Wednesday, 17 September 2014

Inside the Fictional residencies of 'The Queen'

Isn't it funny how a simple event can trigger an idea. I was struggling somewhat for inspiration for blog content this past week when I was challenged by a dear friend to name my top ten favourite films in ten minutes. I had no problem doing so, the task actually taking only a minute or two; What I realised after, was that I had unintentionally chosen films based around Royalty and the Aristocracy and that they all had one thing in common..beautiful interiors. It was then that I realised that I had stumbled upon the inspiration I had been searching for and this would make an interesting post. So without further hesitation and in no particular order, here is the list:

The Queen (Helen Mirren)
The Kings Speech (Colin Firth)
The Duchess (Keira Knightley)
Elizabeth: The Golden Age (Cate Blanchett)
Marie Antoinette (Kirsten Dunst)
Anna Karenina (Keira Knightley)
Amadeus (Tom Hulce)
The Iron Lady (Meryl Streep)
Melancholia (Kirsten Dunst)
Atonement (Keira Knightley)

 Sadly I have decided not to feature all of the interiors from the above list. Instead I am going to focus on the Interiors from 'The Queen' starring Helen Mirren. This film depicts the immediate aftermath of the death of Princess Diana, and in particular the reaction of the Queen. Royal residencies such as Buckingham Palace and Balmoral Castle are depicted and as a staunch royalist, this film was a real treat personally. I have always admired Royal residencies so it was interesting to see how they would be depicted on film. Thankfully close attention was paid to ensure that interior shots were appropriate depictions of the Queen's homes.

The above scene shows the Queen in a Drawing Room at Buckingham Palace. All of the interior filming for this was on location at Brocket Hall in Hertfordshire. Brocket Hall is a large Country House but it's proportions are nowhere near that of a Palace. Much of the original furniture was taken away from the room and the remaining pieces strategically placed to increase scale. It is very easy to imagine this being a large Drawing Room in Buckingham Palace.

The elegance and grandeur of Buckingham Palace is realised with the placement of furniture and selection of handsome objects in view. 

Familiar? The Queen sitting at her desk in Buckingham Palace opening mail.

The Drawing Room at Brocket Hall arranged in it's usual manner. It is now more obvious to see the true scale of the room, it is not as large as it appears in the film. This has always been one of my favourite Drawing Rooms with it's blue silk wall covering and daffodil yellow curtains. 

The above picture shows the Dining Room at Brocket Hall. As mentioned previously, it was important to capture the grandeur and scale of Buckingham Palace therefore this room was emptied of all furniture and was used instead as a corridor where the Queen is seen walking along to enter her Drawing Room.

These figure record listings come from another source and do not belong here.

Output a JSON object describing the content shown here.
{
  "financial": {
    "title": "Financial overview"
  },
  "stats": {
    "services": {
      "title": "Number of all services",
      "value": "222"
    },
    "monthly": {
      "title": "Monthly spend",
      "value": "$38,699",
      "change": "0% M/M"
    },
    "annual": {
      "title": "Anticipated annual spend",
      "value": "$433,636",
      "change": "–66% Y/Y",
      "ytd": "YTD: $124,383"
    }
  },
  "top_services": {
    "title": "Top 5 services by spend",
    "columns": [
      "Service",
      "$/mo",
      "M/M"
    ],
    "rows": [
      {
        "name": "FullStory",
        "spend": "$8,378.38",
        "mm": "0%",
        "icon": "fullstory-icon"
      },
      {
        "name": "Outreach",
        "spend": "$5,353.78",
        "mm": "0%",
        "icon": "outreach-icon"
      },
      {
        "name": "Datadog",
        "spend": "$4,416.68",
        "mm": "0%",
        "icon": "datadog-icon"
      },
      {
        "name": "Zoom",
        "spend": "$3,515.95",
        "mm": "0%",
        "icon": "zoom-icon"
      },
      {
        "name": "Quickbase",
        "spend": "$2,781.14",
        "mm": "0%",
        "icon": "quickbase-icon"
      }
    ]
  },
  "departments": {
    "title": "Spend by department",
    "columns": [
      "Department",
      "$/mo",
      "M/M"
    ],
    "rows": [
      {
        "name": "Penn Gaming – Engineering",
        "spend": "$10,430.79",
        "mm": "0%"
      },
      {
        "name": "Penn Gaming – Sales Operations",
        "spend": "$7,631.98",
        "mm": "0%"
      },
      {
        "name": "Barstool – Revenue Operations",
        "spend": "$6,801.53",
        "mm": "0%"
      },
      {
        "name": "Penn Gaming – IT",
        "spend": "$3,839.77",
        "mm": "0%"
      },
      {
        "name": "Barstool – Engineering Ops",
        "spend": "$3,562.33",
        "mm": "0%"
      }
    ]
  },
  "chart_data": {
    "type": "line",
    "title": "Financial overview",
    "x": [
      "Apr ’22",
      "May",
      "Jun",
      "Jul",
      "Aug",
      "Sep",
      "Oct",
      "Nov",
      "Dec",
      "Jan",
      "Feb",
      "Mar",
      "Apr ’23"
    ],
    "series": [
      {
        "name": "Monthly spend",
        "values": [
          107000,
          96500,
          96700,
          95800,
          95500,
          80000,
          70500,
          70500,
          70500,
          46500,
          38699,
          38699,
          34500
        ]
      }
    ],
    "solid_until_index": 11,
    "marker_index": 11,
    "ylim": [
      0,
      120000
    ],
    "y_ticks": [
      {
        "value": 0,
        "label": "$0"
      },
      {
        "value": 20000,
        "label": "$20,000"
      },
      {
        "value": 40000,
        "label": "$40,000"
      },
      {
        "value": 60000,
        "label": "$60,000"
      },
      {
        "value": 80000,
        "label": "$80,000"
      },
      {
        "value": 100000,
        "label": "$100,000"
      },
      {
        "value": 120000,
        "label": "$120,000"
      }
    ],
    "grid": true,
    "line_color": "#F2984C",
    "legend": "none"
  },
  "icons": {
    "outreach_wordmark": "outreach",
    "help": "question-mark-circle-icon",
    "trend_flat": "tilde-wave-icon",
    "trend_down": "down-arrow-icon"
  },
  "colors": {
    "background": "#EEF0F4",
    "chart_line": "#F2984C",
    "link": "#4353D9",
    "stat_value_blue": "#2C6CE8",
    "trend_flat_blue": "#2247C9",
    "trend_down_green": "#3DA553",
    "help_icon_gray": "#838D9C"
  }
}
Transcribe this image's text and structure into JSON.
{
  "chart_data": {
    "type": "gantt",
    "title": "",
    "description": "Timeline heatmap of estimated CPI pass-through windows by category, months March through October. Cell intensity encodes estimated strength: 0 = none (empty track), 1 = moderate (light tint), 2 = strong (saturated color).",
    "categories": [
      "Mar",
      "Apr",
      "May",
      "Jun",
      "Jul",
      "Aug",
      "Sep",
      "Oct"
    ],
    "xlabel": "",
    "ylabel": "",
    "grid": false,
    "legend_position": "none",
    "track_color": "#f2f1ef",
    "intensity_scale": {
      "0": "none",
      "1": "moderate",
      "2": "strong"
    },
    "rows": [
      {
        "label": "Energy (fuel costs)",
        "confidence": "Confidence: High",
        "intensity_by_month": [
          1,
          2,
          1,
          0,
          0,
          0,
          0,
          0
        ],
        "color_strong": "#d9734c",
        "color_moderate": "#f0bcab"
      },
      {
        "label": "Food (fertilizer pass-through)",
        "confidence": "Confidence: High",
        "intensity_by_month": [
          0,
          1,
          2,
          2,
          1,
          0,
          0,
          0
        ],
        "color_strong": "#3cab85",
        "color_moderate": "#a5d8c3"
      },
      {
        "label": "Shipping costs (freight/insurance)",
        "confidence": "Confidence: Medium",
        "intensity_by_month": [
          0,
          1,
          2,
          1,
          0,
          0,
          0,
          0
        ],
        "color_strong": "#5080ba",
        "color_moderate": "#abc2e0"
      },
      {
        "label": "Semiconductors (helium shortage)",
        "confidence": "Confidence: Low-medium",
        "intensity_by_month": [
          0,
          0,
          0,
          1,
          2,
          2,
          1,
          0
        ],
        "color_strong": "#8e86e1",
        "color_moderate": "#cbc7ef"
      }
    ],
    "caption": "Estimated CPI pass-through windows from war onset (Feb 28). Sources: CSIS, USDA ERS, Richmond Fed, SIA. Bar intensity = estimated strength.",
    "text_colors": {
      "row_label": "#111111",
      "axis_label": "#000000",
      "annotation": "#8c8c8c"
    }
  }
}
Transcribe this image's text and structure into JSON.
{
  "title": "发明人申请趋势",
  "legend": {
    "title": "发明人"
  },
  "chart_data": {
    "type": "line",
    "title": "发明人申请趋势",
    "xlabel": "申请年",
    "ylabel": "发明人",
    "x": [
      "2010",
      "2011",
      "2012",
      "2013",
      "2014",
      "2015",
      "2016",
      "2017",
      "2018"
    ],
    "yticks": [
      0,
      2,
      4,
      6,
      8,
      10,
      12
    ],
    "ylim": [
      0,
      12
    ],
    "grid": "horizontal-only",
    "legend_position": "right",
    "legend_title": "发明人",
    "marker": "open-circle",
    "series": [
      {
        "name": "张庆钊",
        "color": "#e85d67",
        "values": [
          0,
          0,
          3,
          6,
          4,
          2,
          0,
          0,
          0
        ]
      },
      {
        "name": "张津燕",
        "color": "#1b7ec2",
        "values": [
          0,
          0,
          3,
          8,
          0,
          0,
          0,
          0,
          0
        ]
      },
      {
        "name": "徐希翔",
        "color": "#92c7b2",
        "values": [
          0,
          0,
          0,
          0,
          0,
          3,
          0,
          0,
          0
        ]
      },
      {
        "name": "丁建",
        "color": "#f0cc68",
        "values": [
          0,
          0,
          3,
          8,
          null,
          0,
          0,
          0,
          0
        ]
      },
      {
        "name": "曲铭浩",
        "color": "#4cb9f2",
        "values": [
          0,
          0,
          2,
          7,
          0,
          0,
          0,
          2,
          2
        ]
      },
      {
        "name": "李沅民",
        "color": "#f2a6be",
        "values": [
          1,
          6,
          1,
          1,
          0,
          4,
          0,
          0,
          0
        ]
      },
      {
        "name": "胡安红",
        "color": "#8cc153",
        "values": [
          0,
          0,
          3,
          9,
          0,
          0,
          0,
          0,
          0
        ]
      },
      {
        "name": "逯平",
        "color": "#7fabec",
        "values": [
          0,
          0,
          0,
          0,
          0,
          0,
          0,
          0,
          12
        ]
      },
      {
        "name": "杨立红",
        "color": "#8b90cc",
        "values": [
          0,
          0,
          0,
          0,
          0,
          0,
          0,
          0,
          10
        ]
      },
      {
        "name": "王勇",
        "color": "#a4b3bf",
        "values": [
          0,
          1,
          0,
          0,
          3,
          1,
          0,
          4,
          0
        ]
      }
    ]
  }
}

The Queen is seen here reading the Morning papers. This scene was again filmed at Brocket Hall. 

The Bedroom in full view. This is exactly the style of bedroom I imagine a Queen to rest in! The Four Poster is so incredibly delicate and looks exquisite with it's hangings. 

The Queen is seen here with her Prime Minister in the Audience Room. This is a more formal 'working' room and is filled with French Furniture. 

The real thing. The actual Audience Room at Buckingham Palace, designed by John Fowler.

The exterior of Brocket Hall where the interior scenes of Buckingham Palace were filmed.

The interior scenes for Balmoral Castle were filmed at Blairquhan Castle in Scotland. The Queen spends six weeks at Balmoral every Summer and it is where she learned of the news of Diana's death. Balmoral is known to be a very private residence filled with personal objects and antiques. 

Another glimpse shows the comfortable elegance of 'Balmoral' with it's damask wall covering, chintzy lamps and wooden furniture.

A rare glimpse inside the Queen's favourite residence, Balmoral. The Drawing Room is very much typical of any private residence with personal photographs on display, magazines scattered and one's favourite chair placed by the fire.

Blairquhan Castle in Scotland, used to film the interior scenes of Balmoral

The real deal. Balmoral Castle, the Queen's beloved Scottish home.